THEM Anime Reviews praised the visuals and pacing of the plot while noting that the greatest flaw in the series is that the designs can be inconsistent at times. Zac Bertschy of Anime News Network gave it an overall score of B+ and criticized the characters, stating "It's an unfortunate stain on an otherwise excellent series." However, he praised the animation stating "The backgrounds in particular are breathtakingly detailed and beautiful, which is a surprise given the bleak, dystopian surroundings" Carlo Santos, also from Anime News Network, criticized the middle and ending of the anime, stating "Some of the middle episodes fall back on experimental gimmicks and fail to advance the story, while the finale becomes a towering mess as it desperately tries to resolve every single plot point. Even the animation has embarrassing moments of inconsistency." However, Santos continued to state "for trying so hard to scale the heights of a difficult genre, Ergo Proxy still deserves credit. It accomplishes more than most other anime series ever hope to, flaws and all."

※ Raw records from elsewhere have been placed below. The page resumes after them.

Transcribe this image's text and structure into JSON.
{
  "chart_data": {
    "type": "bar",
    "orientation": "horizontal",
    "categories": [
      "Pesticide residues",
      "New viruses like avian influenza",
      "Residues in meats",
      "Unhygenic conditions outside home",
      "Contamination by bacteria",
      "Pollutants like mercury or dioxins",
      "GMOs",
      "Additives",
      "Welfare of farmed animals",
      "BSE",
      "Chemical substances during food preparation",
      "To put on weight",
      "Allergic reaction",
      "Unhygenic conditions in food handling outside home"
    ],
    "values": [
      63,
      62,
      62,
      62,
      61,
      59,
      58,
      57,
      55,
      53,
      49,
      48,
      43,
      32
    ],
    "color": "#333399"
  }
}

IGN contributor D. F. Smith reviewed the series DVD box set in 2008, giving the series a 7.0 out of a possible score of 10. Smith overall found the visuals, music and voice acting of Ergo Proxy to be exceptional, but stated that the overall story was too complex and relied too heavily on philosophical references rather than a strong narrative. In conclusion, D. F. Smith wrote "Ergo Proxy isn't without its share of disappointments, but even so, it has a heck of a lot going for it. What it lacks in the way of a truly gripping, involving story, it makes up for in part with a powerful soundtrack, some powerful visuals, and the occasional powerful insight. If those are the sort of things you go to Japanese animation looking for, you might not find this series disappointing at all". Another IGN columnist, Ramsley Isler, placed Ergo Proxys opening as the 10th greatest anime opening. Isler praised the opening's use of dark visuals juxtaposed with the opening theme song's optimistic tone, comparing it to a Nine Inch Nails music video.

On June 12, 2015, the Chinese Ministry of Culture announced that they had listed Ergo Proxy among 38 anime and manga titles banned in China.